Fine weather. The engine started straight away. Good omens. Fifty kilos.
He knew they wouldn’t get fifty kilos today, that had only happened to him once, last summer, and that had been right at the beginning of June. But thirty. Thirty would do. From now on he was going to save every single krona.
They rounded North Point and came out into the sunlit stretch of Ledinge Bay, where a slight breeze was blowing from the east. The low-lying sun had just freed itself from the tops of the pine trees on Ryssholmen, and was celebrating by spreading its light across the rippling surface of the sea. Anders sat by the gunwale, trailing his fingers in the water. It was already warm enough to swim, varying between seventeen and nineteen degrees depending on the wind.

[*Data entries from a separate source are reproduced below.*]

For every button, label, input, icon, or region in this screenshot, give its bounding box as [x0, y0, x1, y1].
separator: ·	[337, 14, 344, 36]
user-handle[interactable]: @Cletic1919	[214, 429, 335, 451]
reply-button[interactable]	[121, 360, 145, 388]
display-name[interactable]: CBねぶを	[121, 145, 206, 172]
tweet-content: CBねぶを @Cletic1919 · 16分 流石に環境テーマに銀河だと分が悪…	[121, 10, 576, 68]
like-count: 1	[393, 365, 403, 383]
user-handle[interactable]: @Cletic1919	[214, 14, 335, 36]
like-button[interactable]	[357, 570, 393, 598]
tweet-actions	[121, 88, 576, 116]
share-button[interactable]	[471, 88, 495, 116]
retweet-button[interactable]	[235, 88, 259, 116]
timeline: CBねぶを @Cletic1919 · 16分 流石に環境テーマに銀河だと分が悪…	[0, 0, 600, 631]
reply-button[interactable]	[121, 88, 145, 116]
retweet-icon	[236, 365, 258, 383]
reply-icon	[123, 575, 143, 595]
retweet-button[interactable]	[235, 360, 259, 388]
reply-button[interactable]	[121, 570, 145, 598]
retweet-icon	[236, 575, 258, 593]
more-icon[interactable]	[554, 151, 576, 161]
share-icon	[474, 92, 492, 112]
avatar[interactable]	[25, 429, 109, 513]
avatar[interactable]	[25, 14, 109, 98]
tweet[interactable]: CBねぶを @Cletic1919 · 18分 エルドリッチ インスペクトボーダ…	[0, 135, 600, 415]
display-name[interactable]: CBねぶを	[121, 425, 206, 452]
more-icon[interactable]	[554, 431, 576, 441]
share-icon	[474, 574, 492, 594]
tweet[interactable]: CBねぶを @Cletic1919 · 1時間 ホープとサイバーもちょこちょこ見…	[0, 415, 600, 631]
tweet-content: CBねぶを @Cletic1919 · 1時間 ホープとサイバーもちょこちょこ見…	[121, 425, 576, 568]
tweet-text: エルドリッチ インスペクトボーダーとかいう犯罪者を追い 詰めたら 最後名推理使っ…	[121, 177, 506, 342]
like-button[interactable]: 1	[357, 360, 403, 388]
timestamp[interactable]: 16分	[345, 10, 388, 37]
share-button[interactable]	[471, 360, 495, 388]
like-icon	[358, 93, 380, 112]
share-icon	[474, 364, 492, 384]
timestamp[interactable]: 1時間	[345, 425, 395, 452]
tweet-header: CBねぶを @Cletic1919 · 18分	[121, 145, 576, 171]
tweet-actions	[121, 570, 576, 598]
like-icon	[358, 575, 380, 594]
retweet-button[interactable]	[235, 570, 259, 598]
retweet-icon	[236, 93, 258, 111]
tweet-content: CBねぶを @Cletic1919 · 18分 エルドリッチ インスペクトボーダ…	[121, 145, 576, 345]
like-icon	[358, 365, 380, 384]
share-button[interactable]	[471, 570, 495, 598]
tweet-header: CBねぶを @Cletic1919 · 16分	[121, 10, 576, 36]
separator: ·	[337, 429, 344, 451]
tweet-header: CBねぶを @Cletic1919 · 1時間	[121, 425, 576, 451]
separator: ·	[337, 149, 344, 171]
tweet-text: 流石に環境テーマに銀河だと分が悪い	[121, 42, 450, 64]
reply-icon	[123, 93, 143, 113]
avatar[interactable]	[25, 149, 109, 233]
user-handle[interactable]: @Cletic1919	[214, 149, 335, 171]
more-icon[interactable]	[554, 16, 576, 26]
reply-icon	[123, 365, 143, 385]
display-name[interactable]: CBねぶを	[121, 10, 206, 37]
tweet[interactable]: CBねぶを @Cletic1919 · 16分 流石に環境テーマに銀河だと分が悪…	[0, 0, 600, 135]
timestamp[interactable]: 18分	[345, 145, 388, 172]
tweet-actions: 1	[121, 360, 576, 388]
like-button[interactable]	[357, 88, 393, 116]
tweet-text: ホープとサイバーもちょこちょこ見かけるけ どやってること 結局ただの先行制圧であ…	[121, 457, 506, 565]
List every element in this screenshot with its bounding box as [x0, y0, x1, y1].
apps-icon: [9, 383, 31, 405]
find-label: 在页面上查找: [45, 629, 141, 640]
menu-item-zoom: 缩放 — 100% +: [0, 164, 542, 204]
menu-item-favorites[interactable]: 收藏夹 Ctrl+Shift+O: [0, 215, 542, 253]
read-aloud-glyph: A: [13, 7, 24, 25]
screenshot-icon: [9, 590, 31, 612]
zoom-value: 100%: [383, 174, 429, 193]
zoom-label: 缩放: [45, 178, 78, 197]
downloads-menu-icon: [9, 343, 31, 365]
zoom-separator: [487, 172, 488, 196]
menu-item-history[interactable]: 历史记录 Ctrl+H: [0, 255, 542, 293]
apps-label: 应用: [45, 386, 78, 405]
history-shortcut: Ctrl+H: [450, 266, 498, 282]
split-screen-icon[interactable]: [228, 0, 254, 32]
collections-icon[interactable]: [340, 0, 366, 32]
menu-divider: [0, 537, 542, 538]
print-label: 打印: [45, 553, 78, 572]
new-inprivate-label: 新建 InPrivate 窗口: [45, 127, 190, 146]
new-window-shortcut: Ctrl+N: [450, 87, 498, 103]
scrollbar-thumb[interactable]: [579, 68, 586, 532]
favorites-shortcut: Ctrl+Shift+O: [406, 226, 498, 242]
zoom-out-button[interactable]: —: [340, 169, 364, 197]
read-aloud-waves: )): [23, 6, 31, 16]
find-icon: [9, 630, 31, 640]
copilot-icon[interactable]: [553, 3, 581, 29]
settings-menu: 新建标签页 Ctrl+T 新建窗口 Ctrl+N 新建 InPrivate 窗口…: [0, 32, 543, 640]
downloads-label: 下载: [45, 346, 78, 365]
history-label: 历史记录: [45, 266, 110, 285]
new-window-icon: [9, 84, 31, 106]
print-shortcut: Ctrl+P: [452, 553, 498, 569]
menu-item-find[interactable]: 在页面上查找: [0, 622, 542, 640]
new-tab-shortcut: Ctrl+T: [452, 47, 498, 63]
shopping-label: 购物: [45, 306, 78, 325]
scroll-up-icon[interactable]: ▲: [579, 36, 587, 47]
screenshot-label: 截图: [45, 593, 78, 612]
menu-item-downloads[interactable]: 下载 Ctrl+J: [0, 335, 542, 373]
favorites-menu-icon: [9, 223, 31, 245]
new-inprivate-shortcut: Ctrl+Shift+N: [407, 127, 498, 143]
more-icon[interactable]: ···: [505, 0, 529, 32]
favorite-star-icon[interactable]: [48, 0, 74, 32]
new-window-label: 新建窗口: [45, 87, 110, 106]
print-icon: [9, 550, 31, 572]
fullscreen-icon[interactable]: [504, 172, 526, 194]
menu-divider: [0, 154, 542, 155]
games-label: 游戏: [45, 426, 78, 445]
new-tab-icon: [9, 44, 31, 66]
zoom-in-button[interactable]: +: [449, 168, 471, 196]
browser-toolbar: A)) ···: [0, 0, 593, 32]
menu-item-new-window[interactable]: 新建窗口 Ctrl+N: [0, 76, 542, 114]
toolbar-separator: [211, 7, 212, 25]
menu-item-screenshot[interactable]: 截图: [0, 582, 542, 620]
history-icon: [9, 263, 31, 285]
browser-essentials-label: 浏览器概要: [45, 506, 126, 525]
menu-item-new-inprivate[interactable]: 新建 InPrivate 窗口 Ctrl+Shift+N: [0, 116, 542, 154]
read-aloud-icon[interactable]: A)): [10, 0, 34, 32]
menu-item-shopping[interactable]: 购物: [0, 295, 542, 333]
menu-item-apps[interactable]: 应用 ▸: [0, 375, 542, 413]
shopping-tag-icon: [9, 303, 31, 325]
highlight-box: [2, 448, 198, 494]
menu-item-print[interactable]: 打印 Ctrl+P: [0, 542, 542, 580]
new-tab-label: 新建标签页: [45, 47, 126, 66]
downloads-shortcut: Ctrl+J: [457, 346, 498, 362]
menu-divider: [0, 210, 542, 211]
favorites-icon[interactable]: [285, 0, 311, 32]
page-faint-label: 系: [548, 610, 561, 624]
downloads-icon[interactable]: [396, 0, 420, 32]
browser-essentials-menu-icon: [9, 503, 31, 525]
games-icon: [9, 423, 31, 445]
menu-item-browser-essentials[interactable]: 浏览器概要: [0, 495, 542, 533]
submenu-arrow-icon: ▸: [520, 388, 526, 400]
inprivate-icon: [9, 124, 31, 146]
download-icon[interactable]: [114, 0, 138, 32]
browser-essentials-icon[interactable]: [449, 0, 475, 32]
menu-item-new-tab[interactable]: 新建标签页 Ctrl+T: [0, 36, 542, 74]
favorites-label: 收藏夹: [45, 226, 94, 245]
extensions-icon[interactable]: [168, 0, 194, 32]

He moved into the prow and lay down full length on the wood warmed by the sun, gazing towards the spot where they had laid their net, in the narrow inlet between Ledinge and the Ledinge skerry. When he screwed up his eyes he thought he could make out the flag marking the location of the net.
The gentle chugging of the engine was making him sleepy, so he rubbed his eyes and thought about the radio-controlled boat. How far could it go before it lost contact with the remote control? Fifty metres? A hundred? How fast did it go? Probably faster than Dad’s boat at any rate, he thought as they glided towards the inlet.